Converting full statistical models to the simplified likelihood framework

Converting full statistical models to the simplified likelihood framework#

Although full statistical models contain all the necessary information to reconstruct the original analysis, it might be computationally costly. Thus, we implement methodologies to convert full likelihoods into simplified likelihood frameworks using "default_pdf.correlated_background" or "default_pdf.third_moment_expansion" models. Details on the simplified models can be found in this link.
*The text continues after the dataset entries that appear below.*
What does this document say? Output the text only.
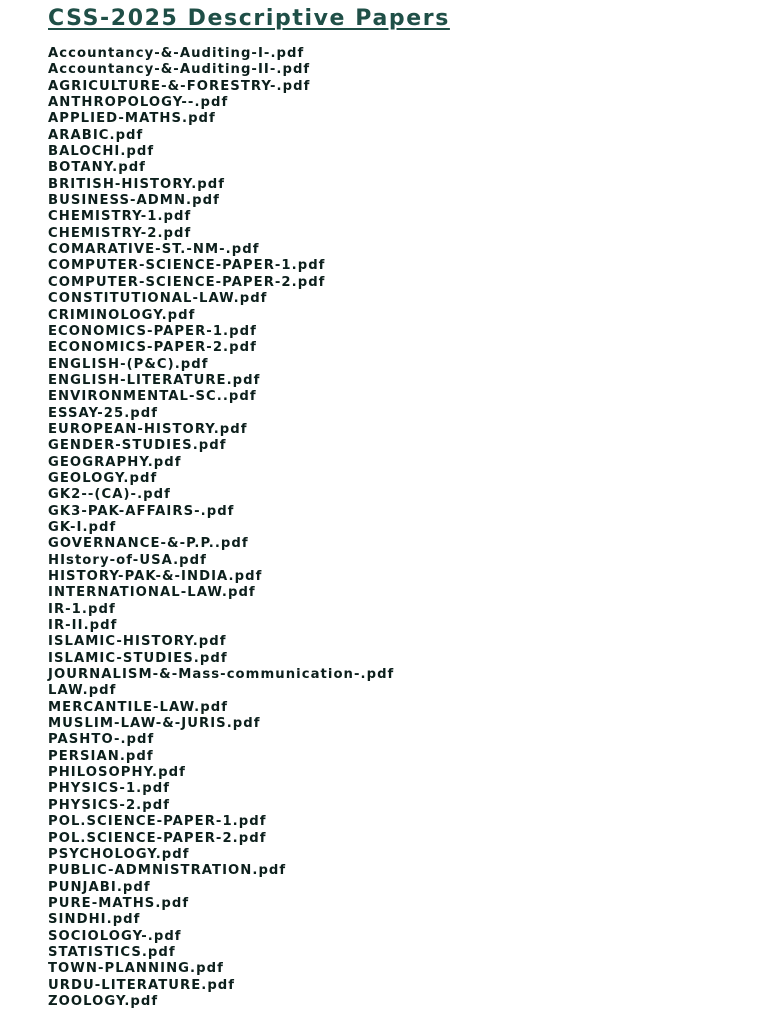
CSS-2025 Descriptive Papers
Accountancy-&-Auditing-I-.pdf
Accountancy-&-Auditing-II-.pdf
AGRICULTURE-&-FORESTRY-.pdf
ANTHROPOLOGY--.pdf
APPLIED-MATHS.pdf
ARABIC.pdf
BALOCHI.pdf
BOTANY.pdf
BRITISH-HISTORY.pdf
BUSINESS-ADMN.pdf
CHEMISTRY-1.pdf
CHEMISTRY-2.pdf
COMARATIVE-ST.-NM-.pdf
COMPUTER-SCIENCE-PAPER-1.pdf
COMPUTER-SCIENCE-PAPER-2.pdf
CONSTITUTIONAL-LAW.pdf
CRIMINOLOGY.pdf
ECONOMICS-PAPER-1.pdf
ECONOMICS-PAPER-2.pdf
ENGLISH-(P&C).pdf
ENGLISH-LITERATURE.pdf
ENVIRONMENTAL-SC..pdf
ESSAY-25.pdf
EUROPEAN-HISTORY.pdf
GENDER-STUDIES.pdf
GEOGRAPHY.pdf
GEOLOGY.pdf
GK2--(CA)-.pdf
GK3-PAK-AFFAIRS-.pdf
GK-I.pdf
GOVERNANCE-&-P.P..pdf
HIstory-of-USA.pdf
HISTORY-PAK-&-INDIA.pdf
INTERNATIONAL-LAW.pdf
IR-1.pdf
IR-II.pdf
ISLAMIC-HISTORY.pdf
ISLAMIC-STUDIES.pdf
JOURNALISM-&-Mass-communication-.pdf
LAW.pdf
MERCANTILE-LAW.pdf
MUSLIM-LAW-&-JURIS.pdf
PASHTO-.pdf
PERSIAN.pdf
PHILOSOPHY.pdf
PHYSICS-1.pdf
PHYSICS-2.pdf
POL.SCIENCE-PAPER-1.pdf
POL.SCIENCE-PAPER-2.pdf
PSYCHOLOGY.pdf
PUBLIC-ADMNISTRATION.pdf
PUNJABI.pdf
PURE-MATHS.pdf
SINDHI.pdf
SOCIOLOGY-.pdf
STATISTICS.pdf
TOWN-PLANNING.pdf
URDU-LITERATURE.pdf
ZOOLOGY.pdf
This particular example requires the installation of three packages, which can be achieved by using the line below

>>> pip install spey spey-pyhf jax

Methodology#

The Simplified likelihood framework contracts all the nuisance parameters into a single bin and represents the background uncertainty as a single source. To capture the correlations between nuisance parameters, one needs to construct a statistical model only from control and validation regions, which is ideally purely dominated by the background, henceforth called the control model \(\mathcal{L}^{c}\). Once nuisance parameters are fitted for the control model without the signal, one can compute the covariance matrix between the nuisance parameters using the Hessian of the negative log probability distribution,

(1)#\[\mathbf{V}^{-1}_{ij} = - \frac{\partial^2}{\partial\theta_i\partial\theta_j} \log\mathcal{L}^{\rm c}(0,\theta_0^{\rm c})\]

where \(\theta_0^{\rm c}\) represents the nuisance parameters that maximises \(\mathcal{L}^{\rm c}\) at \(\mu=0\). Covariance matrix \(\mathbf{V}_{ij}\) allows the construction of a multivariate Gaussian distribution \(\mathcal{N}(\theta_0^{\rm c}, \mathbf{V}_{ij})\) where one can sample nuisance parameters, \(\tilde{\theta}\sim\mathcal{N}(\theta_0^{\rm c}, \mathbf{V}_{ij})\), without losing the correlations between them.

Attention

This method is highly dependent on which channels or regions are considered within the control model since this will determine how much of the statistical model is summarised as a multivariate (skewed) Gaussian.

It is essential to note that the nuisance parameters of \(\mathcal{L}^{\rm c}\) does not necessarily need to match the requested statistical model, which might be reduced compared to the entire model. For the sake of simplicity, let us call the requested statistical model \(\mathcal{L}^{\rm SR}\), but bear in mind that this model does not necessarily only contain signal regions. In the case where \(|\theta^{\rm SR}|>|\tilde{\theta}^{\rm c}|\) the remaining nuisance parameters are fitted to maximize \(\mathcal{L}^{\rm SR}\) for a given set of \(\tilde{\theta}^{\rm c}\) and \(\mu=0\). The remaining nuisance parameters that maximise this likelihood are \(\hat\theta^{\rm SR}\).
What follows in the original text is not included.